Знаком велев смотрителю, впустившему их в ворота, отворить ставни, Зуданевский отвел Эшера в дальний угол сарая.
– Как видите, он собрал в кучу все пледы, попоны и полсти, какие смог отыскать, и устроил себе постель…
Остатки всего этого, уцелевшие уголки и закраины, разворошенные теми, кто собирал пепел в жестяной ящик с замком, кольцом окружали жуткий – от жара растрескался даже кирпич – обугленный кратер в полу. Оглядев их, Эшер поднял взгляд к потолочной лантерне. Не прикрытые ставнями стекла ее прекрасно пропускали бы внутрь лунный свет, если б не вечная санкт-петербургская хмарь в небесах…
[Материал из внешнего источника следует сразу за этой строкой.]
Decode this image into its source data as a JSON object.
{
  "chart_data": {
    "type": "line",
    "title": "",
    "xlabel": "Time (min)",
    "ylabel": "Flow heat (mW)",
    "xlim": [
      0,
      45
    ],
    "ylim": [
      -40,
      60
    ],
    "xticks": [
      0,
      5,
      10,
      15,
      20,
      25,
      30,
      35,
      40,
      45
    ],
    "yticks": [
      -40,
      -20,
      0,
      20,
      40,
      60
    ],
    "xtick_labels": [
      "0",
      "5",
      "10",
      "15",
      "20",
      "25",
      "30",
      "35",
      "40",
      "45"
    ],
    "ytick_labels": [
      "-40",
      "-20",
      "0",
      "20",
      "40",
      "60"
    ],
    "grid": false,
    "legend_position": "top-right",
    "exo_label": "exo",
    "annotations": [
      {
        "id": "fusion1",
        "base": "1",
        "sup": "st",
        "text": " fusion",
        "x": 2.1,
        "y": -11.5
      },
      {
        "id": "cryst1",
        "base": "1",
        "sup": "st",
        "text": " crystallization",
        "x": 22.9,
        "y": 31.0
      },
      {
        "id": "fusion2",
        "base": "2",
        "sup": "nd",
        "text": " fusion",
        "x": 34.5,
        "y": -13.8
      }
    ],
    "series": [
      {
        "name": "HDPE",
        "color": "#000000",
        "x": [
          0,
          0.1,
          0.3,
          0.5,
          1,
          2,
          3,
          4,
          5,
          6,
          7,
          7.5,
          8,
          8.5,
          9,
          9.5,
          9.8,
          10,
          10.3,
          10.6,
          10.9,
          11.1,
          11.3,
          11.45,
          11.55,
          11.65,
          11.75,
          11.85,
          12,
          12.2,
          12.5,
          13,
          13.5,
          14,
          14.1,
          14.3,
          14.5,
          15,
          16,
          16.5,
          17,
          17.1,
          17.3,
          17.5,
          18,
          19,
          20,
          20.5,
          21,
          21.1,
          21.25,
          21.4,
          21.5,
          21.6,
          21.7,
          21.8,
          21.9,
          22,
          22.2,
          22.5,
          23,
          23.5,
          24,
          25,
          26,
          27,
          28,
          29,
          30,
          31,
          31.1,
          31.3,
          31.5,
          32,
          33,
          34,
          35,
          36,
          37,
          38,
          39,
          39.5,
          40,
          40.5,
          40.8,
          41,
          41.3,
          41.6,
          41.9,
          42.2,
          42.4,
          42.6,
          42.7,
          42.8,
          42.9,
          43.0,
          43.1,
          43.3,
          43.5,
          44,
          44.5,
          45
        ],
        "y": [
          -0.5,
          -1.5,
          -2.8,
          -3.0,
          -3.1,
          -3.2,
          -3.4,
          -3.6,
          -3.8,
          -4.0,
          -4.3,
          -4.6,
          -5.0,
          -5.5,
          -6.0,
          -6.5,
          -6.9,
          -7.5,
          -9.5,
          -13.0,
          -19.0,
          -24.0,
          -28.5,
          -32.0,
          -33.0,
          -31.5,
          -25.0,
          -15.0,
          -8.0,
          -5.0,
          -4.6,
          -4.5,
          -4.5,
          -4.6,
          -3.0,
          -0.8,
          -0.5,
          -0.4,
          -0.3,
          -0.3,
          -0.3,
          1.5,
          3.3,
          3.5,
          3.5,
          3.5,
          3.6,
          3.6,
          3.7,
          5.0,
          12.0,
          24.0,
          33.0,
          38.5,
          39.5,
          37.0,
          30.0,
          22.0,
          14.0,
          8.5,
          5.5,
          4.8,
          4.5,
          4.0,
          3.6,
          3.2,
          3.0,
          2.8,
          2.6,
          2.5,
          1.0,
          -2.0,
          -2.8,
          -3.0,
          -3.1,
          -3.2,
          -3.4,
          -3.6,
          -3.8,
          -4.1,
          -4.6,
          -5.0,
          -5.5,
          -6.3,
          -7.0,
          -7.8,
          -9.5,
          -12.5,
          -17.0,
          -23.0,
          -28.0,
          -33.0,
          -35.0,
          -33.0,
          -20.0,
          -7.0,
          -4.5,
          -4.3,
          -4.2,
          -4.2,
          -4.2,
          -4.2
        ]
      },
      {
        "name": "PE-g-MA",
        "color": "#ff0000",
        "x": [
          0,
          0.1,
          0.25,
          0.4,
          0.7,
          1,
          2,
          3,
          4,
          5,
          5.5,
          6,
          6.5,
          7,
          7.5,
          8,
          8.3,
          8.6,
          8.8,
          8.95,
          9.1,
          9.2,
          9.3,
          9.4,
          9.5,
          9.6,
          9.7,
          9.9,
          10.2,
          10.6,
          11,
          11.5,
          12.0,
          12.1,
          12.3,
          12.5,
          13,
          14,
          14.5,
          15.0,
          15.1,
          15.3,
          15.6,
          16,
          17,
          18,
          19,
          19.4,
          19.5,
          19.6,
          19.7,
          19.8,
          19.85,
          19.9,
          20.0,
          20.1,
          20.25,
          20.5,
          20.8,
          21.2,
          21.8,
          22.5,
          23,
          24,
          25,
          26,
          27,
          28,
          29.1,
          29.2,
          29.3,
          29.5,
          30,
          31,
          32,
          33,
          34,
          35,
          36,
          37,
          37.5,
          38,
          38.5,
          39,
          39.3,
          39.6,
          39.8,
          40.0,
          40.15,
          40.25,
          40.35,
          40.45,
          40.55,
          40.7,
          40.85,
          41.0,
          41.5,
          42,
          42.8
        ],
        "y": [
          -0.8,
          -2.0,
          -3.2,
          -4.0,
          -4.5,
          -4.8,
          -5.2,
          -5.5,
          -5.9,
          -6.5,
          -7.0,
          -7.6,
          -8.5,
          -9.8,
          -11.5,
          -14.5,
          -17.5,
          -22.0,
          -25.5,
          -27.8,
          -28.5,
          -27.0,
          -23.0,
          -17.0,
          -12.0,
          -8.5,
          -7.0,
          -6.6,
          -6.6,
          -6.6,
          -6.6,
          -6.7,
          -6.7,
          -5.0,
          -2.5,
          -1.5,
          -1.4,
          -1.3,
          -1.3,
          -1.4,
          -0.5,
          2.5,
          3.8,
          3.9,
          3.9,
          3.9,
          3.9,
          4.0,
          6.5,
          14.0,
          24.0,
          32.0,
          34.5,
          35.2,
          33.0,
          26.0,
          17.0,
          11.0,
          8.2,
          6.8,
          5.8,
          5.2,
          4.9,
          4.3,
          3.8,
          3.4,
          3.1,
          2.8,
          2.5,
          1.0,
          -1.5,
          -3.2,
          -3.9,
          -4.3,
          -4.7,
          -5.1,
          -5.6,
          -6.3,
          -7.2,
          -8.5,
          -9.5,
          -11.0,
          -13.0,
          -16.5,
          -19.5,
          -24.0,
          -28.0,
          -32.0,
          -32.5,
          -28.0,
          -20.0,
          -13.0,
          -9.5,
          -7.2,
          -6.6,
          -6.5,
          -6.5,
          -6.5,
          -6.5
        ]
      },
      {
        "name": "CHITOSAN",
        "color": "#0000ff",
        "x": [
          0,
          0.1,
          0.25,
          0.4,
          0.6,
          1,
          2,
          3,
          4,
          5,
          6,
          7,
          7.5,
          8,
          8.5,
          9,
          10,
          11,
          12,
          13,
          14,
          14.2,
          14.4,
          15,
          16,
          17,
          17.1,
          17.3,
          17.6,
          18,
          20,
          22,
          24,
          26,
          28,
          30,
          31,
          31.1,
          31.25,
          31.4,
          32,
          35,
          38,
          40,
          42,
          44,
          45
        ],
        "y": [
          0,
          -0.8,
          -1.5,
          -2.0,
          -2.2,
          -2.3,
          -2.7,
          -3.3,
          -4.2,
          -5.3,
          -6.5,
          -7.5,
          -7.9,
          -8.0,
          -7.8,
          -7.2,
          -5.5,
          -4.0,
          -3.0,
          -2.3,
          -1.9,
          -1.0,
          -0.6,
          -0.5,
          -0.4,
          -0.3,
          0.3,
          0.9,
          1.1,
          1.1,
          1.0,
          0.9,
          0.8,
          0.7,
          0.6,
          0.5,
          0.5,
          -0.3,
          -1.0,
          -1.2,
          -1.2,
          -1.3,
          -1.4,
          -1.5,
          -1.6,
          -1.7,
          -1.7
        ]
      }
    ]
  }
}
И тут ему поневоле пришлось подобрать челюсть, отвисшую при первой же пришедшей в голову мысли.
«Спать в таком месте ни один вампир не рискнет».
– Что? – спросил Зуданевский, словно услышав отзвук невысказанных слов.
– А? Нет, ничего. Ничего.
В памяти Эшера промелькнули потайная комната под особняком леди Ирен, средневековый склеп, где Лидия некогда разыскала Исидро, темные сводчатые подземелья логова константинопольского вампира, и дорожные гробы о двух крышках, и запертые на замки, на засовы, на крючья тайные убежища всех прочих вампиров, с какими ему довелось повстречаться…
Не говоря уж о скрытности, замкнутости, осторожности, развивающейся у вампира со временем, об одержимости каждого из них стремлением к абсолютной власти над всем, что его окружает. Ведь для вампиров все, не касающееся охоты, сводится к заботам о том, чтоб их ни в коем случае, ни при каких обстоятельствах не коснулся даже тончайший луч солнца, способный воспламенить уязвимую плоть Неупокоенного, оборвать его неустойчивое бессмертие в один-единственный миг.
Двадцать лет службы в Департаменте избавили Эшера от мальчишеской веры в Господа подчистую, однако, вспомнив оксфордские дискуссии о Боге и загробном мире, он невольно задался вопросом: уж не позволил ли себе Тот-кто-там-правит-Вселенной шутки, легкого озорства, устроив так, что ради вечной жизни вампирам надлежит отказаться от всех жизненных радостей? Случайно ли бессмертие вампиров мало-помалу сужает круг их интересов, вытесняя из него все, кроме крови да несокрушимого гроба?